Survey for Friction (Internal Audit): Run a quick, anonymous survey to your CSMs. Ask them:
"What tool creates the most friction in your day-to-day work?"
"What is one feature of [Primary CS Tool] you never use?"
Why? The answer will justify simplification, new enablement plans, or even a tool replacement in the coming year.
3. The Playbook Polish: Standardization and Future-Proofing
The Customer Journey is mapped, the core processes are documented... maybe. But when was the last time your renewal playbook reflected your current year’s actual learning?
The difference between a growing CS team and a stagnant one is standardized processes. Use this time to standardize the playbooks that actually win and document the tribal knowledge that only your top performers possess.
The Action Plan:
Standardize the "Win" Playbooks: Review the processes around your biggest successes this year—high-value expansions, major advocacy moments, or fastest time-to-value cohorts.
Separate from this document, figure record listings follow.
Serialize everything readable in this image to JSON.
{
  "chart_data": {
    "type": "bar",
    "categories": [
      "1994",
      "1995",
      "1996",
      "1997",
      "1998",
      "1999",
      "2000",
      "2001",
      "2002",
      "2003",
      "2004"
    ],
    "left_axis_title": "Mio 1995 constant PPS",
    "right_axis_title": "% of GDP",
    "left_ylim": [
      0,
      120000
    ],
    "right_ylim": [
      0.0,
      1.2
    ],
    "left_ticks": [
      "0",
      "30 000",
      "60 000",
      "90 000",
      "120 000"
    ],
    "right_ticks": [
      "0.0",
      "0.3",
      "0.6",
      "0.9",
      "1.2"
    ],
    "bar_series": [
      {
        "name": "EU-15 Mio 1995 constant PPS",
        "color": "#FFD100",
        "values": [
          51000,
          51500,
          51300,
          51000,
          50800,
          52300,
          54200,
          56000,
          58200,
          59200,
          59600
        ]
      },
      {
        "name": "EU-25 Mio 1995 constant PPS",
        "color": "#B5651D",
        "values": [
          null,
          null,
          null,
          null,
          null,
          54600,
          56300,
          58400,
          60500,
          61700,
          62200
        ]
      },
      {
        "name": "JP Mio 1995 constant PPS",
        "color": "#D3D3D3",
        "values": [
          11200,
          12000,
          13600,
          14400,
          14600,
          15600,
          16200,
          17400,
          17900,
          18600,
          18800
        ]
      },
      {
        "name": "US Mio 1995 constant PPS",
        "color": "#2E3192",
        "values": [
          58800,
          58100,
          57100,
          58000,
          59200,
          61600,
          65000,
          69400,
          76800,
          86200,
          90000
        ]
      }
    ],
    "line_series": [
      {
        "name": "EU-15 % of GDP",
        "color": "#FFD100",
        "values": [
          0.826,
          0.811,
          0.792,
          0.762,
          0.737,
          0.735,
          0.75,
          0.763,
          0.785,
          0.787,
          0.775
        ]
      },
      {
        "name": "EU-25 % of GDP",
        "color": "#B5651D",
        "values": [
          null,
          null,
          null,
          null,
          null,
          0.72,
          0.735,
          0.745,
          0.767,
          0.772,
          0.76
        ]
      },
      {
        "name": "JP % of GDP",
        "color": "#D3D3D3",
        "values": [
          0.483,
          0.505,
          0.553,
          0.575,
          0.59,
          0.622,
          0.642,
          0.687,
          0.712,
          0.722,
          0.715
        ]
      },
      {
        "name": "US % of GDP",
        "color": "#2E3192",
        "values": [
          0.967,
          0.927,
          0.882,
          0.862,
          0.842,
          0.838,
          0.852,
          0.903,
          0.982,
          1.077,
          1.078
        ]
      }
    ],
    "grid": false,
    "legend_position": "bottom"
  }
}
Document these best practices into repeatable, standardized playbooks for Q1. CS Ops Best Practice: Look for opportunities to turn a reactive playbook (e.g., "Customer Risk Alert") into a proactive one ("Customer Success Momentum Checklist").
Q1 Enablement Prep: Based on the data purge and tech stack audit, update all your team training and enablement materials. No CSM should walk into January with documentation that refers to an automation you just killed or a health score that’s no longer in use. Prepare your bite-sized training modules now so you can roll them out during the first week back.
Capacity Planning Alignment: The quiet time is your chance to run "what-if" scenarios for the year ahead. Review your metrics like Annual Recurring Revenue per CSM and Accounts per CSM. Based on the hiring plan for Q1, model the optimal book of business structure. You need to be ready to tell leadership exactly what the team capacity looks like when they drop the new hiring plan on your desk in January.
End the Year Smart, Start the Next Year Strong
The holiday break isn't just about eggnog; it's about giving yourself a head start. While everyone else is nursing a food coma, you're building a foundation that will prevent chaos from becoming the theme of your Q1.
Get to work. The rest of the year depends on it.